Nuvens avermelhadas
NUVENS AVERMELHADAS
Sentado numa laje sobranceira à maior fenda da Tundavala a cerca de 1.200
metros acima das águas do mar sabia que para lá do que a vista alcançava
descaído sobre a esquerda havia um deserto onde a natureza depositara uma
espécie rara, única, denominada Welwitchia Mirabilis, encostado à cidade de
Moçâmedes onde tantas vezes se deleitava nas praias quentes e de águas
límpidas. Nas costas ficava a Huíla a Nª Sª do Monte, a piscina de água
corrente o céu azul e um certo friozinho nas noites de cacimbo.
Rolou a cabeça
a cabeça mais para norte e quase pressentia o barulho da capital da província,
a azáfama do porto e do aeroporto, a vida asfixiante do vai e vem constante de
veículos, bares nocturnos. Do outro lado do atlântico havia um país que não
conhecia mas cheirava que quem lá viva não era de fiar, tudo por meras
conversas escutadas entre camaradas – ao contrário gostava das gentes daquela
província que adoptara para ser a sua 2ª terra.
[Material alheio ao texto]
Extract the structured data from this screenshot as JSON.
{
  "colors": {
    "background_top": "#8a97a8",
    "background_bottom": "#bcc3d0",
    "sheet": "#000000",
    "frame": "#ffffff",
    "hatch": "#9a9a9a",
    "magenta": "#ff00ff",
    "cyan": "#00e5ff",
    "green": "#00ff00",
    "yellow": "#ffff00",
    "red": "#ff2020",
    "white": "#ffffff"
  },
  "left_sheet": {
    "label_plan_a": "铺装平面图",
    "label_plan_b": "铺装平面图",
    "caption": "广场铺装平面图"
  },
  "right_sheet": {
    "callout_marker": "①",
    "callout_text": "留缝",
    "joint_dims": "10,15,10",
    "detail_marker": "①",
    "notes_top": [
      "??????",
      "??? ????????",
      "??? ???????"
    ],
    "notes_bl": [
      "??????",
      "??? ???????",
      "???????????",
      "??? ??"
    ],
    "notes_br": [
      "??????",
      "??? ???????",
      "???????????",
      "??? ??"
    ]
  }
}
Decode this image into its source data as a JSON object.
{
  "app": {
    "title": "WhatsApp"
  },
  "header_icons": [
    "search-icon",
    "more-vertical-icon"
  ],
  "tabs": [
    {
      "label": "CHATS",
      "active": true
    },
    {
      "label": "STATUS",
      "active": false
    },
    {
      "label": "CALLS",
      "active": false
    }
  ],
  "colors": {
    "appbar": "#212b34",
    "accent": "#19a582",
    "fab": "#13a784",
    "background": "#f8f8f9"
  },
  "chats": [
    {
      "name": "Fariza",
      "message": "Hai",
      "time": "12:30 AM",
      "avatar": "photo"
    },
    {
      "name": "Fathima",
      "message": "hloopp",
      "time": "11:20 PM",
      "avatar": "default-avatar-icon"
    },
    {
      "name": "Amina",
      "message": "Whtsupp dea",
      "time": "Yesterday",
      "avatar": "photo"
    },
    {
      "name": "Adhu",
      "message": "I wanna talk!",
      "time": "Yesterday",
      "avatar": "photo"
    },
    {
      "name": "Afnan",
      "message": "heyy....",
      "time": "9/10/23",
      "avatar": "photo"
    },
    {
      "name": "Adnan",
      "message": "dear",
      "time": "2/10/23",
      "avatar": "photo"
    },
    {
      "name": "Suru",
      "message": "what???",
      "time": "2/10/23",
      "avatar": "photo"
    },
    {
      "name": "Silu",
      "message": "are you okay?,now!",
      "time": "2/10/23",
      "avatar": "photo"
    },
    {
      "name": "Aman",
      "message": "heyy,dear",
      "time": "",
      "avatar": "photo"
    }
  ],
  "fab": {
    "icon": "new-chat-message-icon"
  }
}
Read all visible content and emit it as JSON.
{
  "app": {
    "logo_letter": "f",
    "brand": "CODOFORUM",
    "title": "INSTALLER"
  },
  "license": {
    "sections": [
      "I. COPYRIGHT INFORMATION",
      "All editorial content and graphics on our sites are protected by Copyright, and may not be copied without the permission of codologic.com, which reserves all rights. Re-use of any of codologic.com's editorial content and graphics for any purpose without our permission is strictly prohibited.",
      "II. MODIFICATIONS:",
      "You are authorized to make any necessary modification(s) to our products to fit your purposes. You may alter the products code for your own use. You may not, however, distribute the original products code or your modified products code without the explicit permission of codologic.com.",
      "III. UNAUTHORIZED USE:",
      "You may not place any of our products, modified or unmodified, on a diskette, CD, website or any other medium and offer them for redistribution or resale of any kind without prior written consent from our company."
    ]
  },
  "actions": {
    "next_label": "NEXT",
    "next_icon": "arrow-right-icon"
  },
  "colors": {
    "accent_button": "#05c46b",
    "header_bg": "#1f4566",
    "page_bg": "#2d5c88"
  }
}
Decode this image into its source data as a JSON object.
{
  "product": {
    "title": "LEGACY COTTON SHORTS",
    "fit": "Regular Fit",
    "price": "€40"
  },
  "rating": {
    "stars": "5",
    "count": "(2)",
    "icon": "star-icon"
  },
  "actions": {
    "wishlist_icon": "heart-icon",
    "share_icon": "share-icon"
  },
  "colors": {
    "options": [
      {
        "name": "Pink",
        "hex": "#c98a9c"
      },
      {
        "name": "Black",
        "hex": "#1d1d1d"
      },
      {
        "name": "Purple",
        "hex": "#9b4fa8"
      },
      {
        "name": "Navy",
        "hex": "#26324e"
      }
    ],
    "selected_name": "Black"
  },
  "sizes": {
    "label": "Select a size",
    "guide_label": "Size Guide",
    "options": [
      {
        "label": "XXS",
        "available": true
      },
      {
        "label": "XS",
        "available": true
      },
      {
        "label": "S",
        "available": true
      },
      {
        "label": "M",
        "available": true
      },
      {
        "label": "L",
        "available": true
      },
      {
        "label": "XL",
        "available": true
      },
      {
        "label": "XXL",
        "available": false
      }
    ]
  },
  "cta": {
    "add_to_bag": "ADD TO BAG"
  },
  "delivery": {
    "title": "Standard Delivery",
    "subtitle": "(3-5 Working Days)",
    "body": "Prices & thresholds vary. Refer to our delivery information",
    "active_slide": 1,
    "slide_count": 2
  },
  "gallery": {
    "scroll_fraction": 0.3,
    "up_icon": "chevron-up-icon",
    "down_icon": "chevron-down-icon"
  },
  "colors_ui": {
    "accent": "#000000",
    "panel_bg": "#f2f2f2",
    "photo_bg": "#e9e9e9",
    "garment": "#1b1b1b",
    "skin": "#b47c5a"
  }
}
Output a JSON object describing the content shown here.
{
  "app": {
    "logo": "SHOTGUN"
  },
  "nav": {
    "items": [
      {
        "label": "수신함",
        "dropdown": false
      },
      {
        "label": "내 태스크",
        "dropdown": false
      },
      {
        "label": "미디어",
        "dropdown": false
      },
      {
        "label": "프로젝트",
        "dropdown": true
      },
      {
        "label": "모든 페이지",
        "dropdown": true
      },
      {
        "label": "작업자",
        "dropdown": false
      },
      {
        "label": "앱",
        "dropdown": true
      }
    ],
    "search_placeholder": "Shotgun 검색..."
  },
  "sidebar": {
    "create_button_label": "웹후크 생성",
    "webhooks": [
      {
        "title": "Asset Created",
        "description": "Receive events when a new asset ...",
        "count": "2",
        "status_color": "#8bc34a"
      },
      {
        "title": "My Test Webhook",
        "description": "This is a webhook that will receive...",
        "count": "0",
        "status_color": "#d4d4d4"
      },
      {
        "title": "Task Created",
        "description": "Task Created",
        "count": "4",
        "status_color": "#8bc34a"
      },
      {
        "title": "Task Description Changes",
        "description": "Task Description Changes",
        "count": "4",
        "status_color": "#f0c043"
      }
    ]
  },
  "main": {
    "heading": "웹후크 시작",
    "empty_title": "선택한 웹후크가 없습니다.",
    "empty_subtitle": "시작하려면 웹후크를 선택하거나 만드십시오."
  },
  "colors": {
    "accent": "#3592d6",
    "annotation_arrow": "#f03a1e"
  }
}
Sob o seus pés a linha de
caminho de ferro, o serpentear da estrada o mato, e a selva desconhecida.
Estava de facto em África.
Gervásio Sério, casado, pai de uma menina de com 2 anos, natural duma
pequena aldeia do distrito da Guarda do Portugal Imperial fora incorporado em
19 66 para combater os terroristas armados até aos dentes e que se tinham
revoltado contra a pátria opressora com a ajuda estrangeira, mas por graça
divina tinha saído ileso de todas as saídas para zona de combate – assentara
praça como soldado raso que as suas habilitações a mais não permitiam – De
regresso ao continente de pois de 48 meses de serviço militar obrigatório,
restava arranjar emprego pago a preço de avo, emigrar a salto, carregar baldes
de fezes trabalhando numa qualquer Junta de uma qualquer cidade do interior.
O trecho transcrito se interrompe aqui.